I went to Caroline Guiela Nguyen’s Lacrima at BAM with great eagerness and curiosity. This was a major new work by the only woman with serious clout in the French theater (she is artistic director of the Théâtre National de Strasbourg). This much-acclaimed artist of Vietnamese, North African and French heritage wrote and directed Lacrima, a three-hour, intermissionless piece about the human costs of constructing an opulent wedding dress for a British princess. It’s been warmly received in several countries where it has toured, with reviewers admiring its global scope, deep research, stately design images, mix of zoom and live action, and mix of nonprofessional and trained actors. I found it, alas, tedious, irritating, dully written, and unfocused.
The stage is outfitted as a haute couture atelier in Paris, with sundry cutting tables, dummies, desks, and fabric rolls. Marion, its director, has a bustling, white-coated staff she is proud of, yet she will eventually find the pressure of making the dress so burdensome that she’ll attempt suicide. Had the play done full justice to Marion’s story it might have had a compelling center (the role is powerfully performed by Maud Le Grevellec). Instead Lacrima dissipates its energies in a half-dozen subplots, none of which is sufficiently fleshed out or artfully connected to the others.
With a giant screen used to show characters on Zoom calls, the show toggles between action in multiple locations. Frankly, I found the constant onscreen faces as depressing and physically enervating as I do in life, but the device does establish that work on the dress happens in far-flung locations, and people in them must communicate.
Near the beginning, we see the ridiculously vain and bombastic dress designer give Marion the commission, speaking in English so thickly accented we can barely understand him (the actor isn’t specified in the program and his lines aren’t translated in supertitles). Perhaps, since this man is obviously a self-absorbed celebrity bully, celebrity bullying will be the work’s main subject?
We then see various zoom conversations with lawyers and agents explaining the strict nondisclosure agreements and elaborate labor-oversight rules the dress commission will entail. Huge quantities of rare and expensive materials are involved, and the princess’ whim is evidently sacrosanct. Perhaps aristocratic secrecy and obscene displays of wealth will be the focus?

Attention then turns to different workers in Alençon, Normandy, and in Mumbai, India. Women in Alençon possess multigenerational expertise in lacemaking that is needed to restore an antique veil the princess wants to wear. In Mumbai, the handiwork of a skilled embroiderer named Abdul is needed to make a four-meter-long train incorporating more than 200,000 pearls under severe time pressure. Abdul is badly overworked and exploited and is going blind, so his boss is called out for breaching an international workplace ethics convention. The Alençon lacemakers, we learn, were also once regularly blinded by overwork but now have legal safety protections. So perhaps, then, the play will focus on the inequities of worker protection in globalized manufacturing and the need for unions?

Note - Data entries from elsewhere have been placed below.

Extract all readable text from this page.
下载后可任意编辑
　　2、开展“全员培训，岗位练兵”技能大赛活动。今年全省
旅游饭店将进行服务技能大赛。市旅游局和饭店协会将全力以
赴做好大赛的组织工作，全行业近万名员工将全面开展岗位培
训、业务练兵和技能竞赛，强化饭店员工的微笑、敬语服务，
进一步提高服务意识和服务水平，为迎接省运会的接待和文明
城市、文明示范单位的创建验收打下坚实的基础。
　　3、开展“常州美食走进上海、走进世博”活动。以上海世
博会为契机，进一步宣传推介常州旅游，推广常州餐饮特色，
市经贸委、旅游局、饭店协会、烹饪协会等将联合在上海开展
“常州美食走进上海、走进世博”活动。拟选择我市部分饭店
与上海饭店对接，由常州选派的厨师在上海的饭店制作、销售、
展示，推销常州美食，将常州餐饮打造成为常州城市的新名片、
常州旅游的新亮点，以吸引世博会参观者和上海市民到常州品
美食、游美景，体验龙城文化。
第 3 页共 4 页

There is more. Nguyen overpaints all these layers with two personal stories. One of the elderly Alençon lacemakers has long refused to investigate her sister’s mental illness and early death, but she’s forced to do so when her granddaughter falls similarly ill. And Marion is tormented by her abusive husband (in some painfully long scenes) and an emotionally disturbed daughter. Another focus still? Perhaps the play will be about mental illness and domestic abuse?
Nguyen has stressed in interviews that she feels driven to create theater about people who are overlooked and marginalized: “Theater has ignored so many people for so many years.” Thus the extreme diversity of Lacrima’s cast redresses a social ill. And the show’s dispersed (not to say scattered) center presumably redresses others. For me, this is wearisome. Tossing every cause and marginalized group Nguyen could think of into her show makes it resemble a prolonged exercise in virtue-signaling.
Checked boxes are not all that matters in powerful theater, even theater made for left-leaning audiences. To truly grip and move us—particularly in a piece built around constructing a garment—you have to settle on a body-shape and sew your pieces together in a way that makes it live.